Engaging Educational Toys
We recently took a family vacation “up north” and rented a house on a small lake. One of the reasons we love this house is that it’s intended for families with small children: reasonably babyproof and with plenty of toys included. One of our favorite toys was a sort of gear works: a flat board with several drilled holes, into which you could plug a bunch of round gears. There was a crank handle that fit on top of any gear, so once you had them all set up (interlocking), you crank one gear and they all turn.
Turns out, there’s a very similar (and inexpensive) toy called the Caterpillar Gears by Melissa & Doug. The base is a wooden, curvy caterpillar (with legs painted on) and when you plug in the hard plastic composite gears, you can turn any one of them to make all of them spin, causing the caterpillar to “move”. You don’t need a crank, which I like, because the small crank piece at the lakehouse was often missing.
You can rearrange the gears, a process that toddlers seem to enjoy. They’re colorful and chunky and rather easy to plug in.

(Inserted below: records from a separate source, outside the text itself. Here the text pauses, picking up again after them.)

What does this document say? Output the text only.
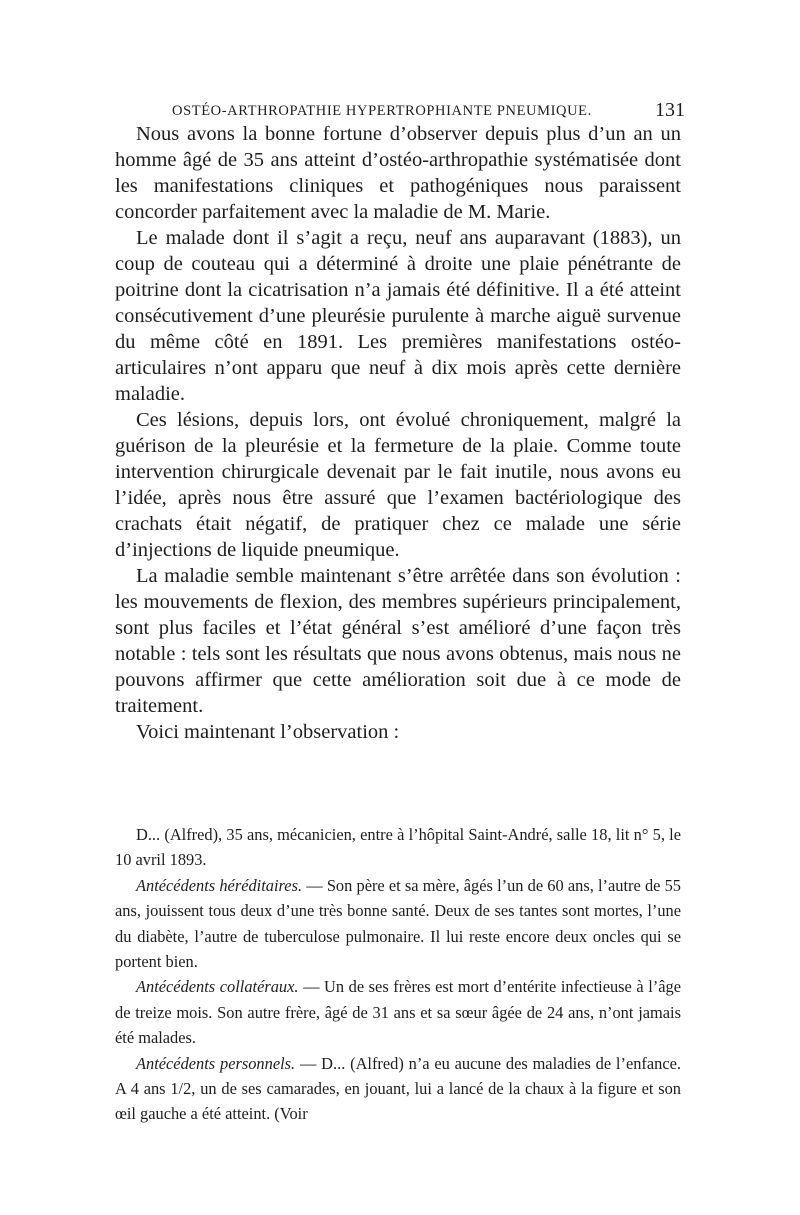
OSTÉO-ARTHROPATHIE HYPERTROPHIANTE PNEUMIQUE.	131

Nous avons la bonne fortune d’observer depuis plus d’un an un homme âgé de 35 ans atteint d’ostéo-arthropathie systématisée dont les manifestations cliniques et pathogéniques nous paraissent concorder parfaitement avec la maladie de M. Marie.

Le malade dont il s’agit a reçu, neuf ans auparavant (1883), un coup de couteau qui a déterminé à droite une plaie pénétrante de poitrine dont la cicatrisation n’a jamais été définitive. Il a été atteint consécutivement d’une pleurésie purulente à marche aiguë survenue du même côté en 1891. Les premières manifestations ostéo-articulaires n’ont apparu que neuf à dix mois après cette dernière maladie.

Ces lésions, depuis lors, ont évolué chroniquement, malgré la guérison de la pleurésie et la fermeture de la plaie. Comme toute intervention chirurgicale devenait par le fait inutile, nous avons eu l’idée, après nous être assuré que l’examen bactériologique des crachats était négatif, de pratiquer chez ce malade une série d’injections de liquide pneumique.

La maladie semble maintenant s’être arrêtée dans son évolution : les mouvements de flexion, des membres supérieurs principalement, sont plus faciles et l’état général s’est amélioré d’une façon très notable : tels sont les résultats que nous avons obtenus, mais nous ne pouvons affirmer que cette amélioration soit due à ce mode de traitement.

Voici maintenant l’observation :

D... (Alfred), 35 ans, mécanicien, entre à l’hôpital Saint-André, salle 18, lit n° 5, le 10 avril 1893.

Antécédents héréditaires. — Son père et sa mère, âgés l’un de 60 ans, l’autre de 55 ans, jouissent tous deux d’une très bonne santé. Deux de ses tantes sont mortes, l’une du diabète, l’autre de tuberculose pulmonaire. Il lui reste encore deux oncles qui se portent bien.

Antécédents collatéraux. — Un de ses frères est mort d’entérite infectieuse à l’âge de treize mois. Son autre frère, âgé de 31 ans et sa sœur âgée de 24 ans, n’ont jamais été malades.

Antécédents personnels. — D... (Alfred) n’a eu aucune des maladies de l’enfance. A 4 ans 1/2, un de ses camarades, en jouant, lui a lancé de la chaux à la figure et son œil gauche a été atteint. (Voir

Another option for an engaging educational toy is the Plan Toy Punch & Drop. Your toddler hammers round balls through the holes in the top; once they go in they roll back to the ball return. A wooden box, three balls, and pounding mallet are included. Notice how the natural wood box is dovetailed; that speaks to handmade, quality craftsmanship.
This hammering practice is useful because it helps your toddler practice aim and hand-eye coordination (just make sure they don’t start hammering on their siblings with it). The great part about this toy is that it’s self-renewing: any time a ball is hammered through, it comes out the ball return. Thus your toddler entertains himself or herself for a while, giving you a few minutes to yourself.